My understanding is: They don’t. If you stick to contactless payments, you’re not at risk.
They seem to have the sensor on the pumps, but they never work.
Why I still can't register a public key with my bank and say "do not under any circumstance honor a transaction unless it's signed with my private key" is beyond me.
I'm assuming you are thinking about an attack where a compromised terminal processes an attacker-issued transaction (relayed from elsewhere) instead of the genuine one.
It seems like a solution to this would be for the card to issue a challenge to the reader and only provide a very short timeframe to answer, so that relaying it elsewhere is impossible due to speed of light and all that.
At minimum, EMV would need to be verifiable. Ideally rotatable. Best case: chooseable.
- an on-card UI. Yubikey-style one-button-tap is not enough, you actually need to verify the transaction details.
- integration with backend systems to support rotation and recovery because otherwise folks will screw this up and lock themselves out
There's a reason webauthn passkey has obfuscated PKI to oblivion, because they simply can't figure out how to entrust end users with keys.
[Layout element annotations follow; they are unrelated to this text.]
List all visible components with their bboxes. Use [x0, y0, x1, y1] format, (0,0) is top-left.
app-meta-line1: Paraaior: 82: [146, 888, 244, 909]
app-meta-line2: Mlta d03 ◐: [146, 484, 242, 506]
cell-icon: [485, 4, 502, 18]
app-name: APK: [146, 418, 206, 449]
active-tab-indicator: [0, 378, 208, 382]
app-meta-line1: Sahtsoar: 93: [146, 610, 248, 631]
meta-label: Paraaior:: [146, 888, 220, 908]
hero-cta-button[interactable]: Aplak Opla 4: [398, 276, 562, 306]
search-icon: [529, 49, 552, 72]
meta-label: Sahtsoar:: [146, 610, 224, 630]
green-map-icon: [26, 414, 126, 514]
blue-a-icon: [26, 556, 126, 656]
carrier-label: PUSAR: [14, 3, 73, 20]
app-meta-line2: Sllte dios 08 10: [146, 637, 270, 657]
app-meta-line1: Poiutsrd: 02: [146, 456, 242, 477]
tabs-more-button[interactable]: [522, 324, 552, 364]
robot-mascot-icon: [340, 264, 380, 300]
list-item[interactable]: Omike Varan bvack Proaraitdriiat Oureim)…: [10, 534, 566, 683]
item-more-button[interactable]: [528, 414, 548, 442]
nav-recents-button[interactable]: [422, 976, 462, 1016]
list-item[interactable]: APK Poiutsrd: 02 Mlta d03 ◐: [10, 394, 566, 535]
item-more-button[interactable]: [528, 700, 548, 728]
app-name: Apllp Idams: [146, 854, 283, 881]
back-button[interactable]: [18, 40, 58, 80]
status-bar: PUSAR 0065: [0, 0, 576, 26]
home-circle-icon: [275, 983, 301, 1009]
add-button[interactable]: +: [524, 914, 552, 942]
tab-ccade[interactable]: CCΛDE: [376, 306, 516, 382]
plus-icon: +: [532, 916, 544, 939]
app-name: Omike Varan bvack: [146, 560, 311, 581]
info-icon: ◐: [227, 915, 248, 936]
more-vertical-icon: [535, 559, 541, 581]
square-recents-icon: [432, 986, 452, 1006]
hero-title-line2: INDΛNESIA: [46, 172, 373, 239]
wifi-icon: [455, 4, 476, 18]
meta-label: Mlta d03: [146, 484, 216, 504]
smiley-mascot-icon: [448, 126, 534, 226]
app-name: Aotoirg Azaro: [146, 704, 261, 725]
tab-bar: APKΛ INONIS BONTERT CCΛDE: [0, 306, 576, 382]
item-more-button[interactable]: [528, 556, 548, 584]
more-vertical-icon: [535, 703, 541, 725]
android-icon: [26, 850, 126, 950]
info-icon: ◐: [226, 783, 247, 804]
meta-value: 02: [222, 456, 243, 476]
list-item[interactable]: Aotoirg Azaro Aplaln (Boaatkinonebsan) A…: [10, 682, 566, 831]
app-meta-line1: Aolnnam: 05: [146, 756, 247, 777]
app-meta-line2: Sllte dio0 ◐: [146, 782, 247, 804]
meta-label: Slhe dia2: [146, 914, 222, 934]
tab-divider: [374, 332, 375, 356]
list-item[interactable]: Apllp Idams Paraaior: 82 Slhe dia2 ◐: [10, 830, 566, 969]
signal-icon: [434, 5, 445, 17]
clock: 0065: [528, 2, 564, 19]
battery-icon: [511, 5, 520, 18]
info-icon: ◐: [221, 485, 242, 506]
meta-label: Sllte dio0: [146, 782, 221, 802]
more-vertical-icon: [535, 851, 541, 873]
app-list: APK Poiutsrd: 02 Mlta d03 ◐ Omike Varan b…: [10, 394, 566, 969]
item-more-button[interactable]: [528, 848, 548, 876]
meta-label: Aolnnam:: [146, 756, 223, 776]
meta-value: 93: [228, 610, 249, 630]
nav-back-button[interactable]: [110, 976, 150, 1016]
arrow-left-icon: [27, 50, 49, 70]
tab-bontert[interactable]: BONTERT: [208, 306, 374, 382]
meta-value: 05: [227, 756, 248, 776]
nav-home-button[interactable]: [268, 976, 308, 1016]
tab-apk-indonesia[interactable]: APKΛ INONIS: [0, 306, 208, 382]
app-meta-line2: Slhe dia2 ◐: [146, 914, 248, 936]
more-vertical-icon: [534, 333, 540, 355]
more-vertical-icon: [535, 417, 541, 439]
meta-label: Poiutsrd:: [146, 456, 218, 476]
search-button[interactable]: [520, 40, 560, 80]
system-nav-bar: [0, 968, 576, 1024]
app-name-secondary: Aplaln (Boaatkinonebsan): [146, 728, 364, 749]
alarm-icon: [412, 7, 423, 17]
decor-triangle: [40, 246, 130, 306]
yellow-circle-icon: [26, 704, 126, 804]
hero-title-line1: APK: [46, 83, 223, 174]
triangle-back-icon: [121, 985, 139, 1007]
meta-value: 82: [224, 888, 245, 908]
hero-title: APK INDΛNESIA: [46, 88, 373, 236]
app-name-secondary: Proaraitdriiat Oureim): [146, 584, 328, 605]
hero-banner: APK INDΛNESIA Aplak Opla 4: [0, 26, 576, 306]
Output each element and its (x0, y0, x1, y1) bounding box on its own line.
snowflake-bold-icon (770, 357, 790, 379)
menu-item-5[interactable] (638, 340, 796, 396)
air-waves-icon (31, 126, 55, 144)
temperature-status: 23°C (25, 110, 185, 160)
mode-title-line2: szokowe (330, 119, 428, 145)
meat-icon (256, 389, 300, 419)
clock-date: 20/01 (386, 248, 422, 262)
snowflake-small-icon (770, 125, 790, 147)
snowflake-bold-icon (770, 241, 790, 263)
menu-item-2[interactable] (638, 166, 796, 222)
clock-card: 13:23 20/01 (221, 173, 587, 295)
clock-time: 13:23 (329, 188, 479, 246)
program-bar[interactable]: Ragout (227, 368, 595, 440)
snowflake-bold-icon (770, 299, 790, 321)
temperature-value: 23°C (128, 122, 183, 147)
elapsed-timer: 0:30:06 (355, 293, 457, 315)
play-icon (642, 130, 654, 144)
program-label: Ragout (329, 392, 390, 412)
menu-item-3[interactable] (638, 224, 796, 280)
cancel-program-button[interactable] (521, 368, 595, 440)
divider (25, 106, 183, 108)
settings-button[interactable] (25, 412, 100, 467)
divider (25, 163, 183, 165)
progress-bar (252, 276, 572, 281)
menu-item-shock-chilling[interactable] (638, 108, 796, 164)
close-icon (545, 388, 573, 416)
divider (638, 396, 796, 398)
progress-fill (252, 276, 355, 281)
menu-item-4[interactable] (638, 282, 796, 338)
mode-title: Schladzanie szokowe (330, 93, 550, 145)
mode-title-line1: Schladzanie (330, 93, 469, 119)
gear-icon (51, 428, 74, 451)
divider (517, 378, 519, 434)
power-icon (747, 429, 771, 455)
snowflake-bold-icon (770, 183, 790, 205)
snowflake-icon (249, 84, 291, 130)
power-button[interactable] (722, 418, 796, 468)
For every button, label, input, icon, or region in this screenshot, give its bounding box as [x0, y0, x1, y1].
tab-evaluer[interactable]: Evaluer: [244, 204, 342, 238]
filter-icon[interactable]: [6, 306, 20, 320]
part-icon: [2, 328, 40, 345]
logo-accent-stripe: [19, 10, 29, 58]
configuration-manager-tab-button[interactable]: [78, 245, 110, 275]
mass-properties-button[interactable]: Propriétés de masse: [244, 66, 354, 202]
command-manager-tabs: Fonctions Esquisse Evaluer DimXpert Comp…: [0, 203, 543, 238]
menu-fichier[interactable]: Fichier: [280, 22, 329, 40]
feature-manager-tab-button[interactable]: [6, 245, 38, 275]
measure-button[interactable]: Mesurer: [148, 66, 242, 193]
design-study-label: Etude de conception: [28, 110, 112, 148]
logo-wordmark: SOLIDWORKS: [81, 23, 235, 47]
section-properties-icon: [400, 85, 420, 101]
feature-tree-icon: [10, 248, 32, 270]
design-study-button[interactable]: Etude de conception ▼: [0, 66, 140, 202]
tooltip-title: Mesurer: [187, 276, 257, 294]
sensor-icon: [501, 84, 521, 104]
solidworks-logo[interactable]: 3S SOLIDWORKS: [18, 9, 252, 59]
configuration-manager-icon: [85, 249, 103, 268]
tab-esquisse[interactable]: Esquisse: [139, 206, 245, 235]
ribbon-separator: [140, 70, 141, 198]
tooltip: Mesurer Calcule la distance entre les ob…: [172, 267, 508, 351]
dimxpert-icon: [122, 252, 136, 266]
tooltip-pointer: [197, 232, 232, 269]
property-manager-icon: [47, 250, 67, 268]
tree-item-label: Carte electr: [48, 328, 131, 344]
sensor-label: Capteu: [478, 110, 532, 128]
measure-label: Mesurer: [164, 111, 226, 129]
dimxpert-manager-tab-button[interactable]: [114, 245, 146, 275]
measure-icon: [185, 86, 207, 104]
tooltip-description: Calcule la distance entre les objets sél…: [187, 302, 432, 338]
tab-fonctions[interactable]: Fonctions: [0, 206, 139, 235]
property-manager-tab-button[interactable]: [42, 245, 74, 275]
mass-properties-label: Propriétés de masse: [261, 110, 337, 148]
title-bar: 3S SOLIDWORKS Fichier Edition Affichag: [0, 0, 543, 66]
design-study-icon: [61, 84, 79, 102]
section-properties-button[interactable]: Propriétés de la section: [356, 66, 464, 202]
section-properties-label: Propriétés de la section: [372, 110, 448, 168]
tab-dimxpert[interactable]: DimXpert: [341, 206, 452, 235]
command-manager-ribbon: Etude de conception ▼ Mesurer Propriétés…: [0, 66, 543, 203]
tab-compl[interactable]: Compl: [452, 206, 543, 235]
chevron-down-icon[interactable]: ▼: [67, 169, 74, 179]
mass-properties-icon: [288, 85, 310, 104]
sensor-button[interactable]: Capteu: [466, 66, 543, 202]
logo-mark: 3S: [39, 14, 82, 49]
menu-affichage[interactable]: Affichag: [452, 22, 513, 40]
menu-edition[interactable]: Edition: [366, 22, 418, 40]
To be clear, I'm a PKI fan and want all of these things to exist, but we're very far from it. In the interim, a bank-managed PKI is a welcome improvement.
Like, I understand what you are talking about, most of the readers here understand what you are talking about, but I also understand that almost everyone else doesn't.
What you are describing is Bitcoin.
Though it could just be cost given that Target could just pay for a plastic injection mold overseas and then pay peanuts yearly to make a 60k batch for their yearly renewal they mention, compared to $20*60k each time
I think the most obvious circumvention would be for the criminal enterprise to focus on altering the length of the verification devices, since an EasySweep does not appear to have a formal method to verify its own correctness. A shortened card tab on EasySweep would provide feedback that the terminal was ok since the keypad finger support presses against the terminal.
impressive.
I need a solution that lets me, the card holder, check these. This ain't it.
Hell, some of the internal skimmers just solder jumper wires to pcb pins/testpoints don't they? There's nothing mechanical for a card to touch. Target's got so many telescreen cameras in the store, they could likely get the pin numbers straight from that, no need to intercept that.
it allows any Target team member to easily
sweep a store for skimmers
A second guy distracting the clerk helps, too.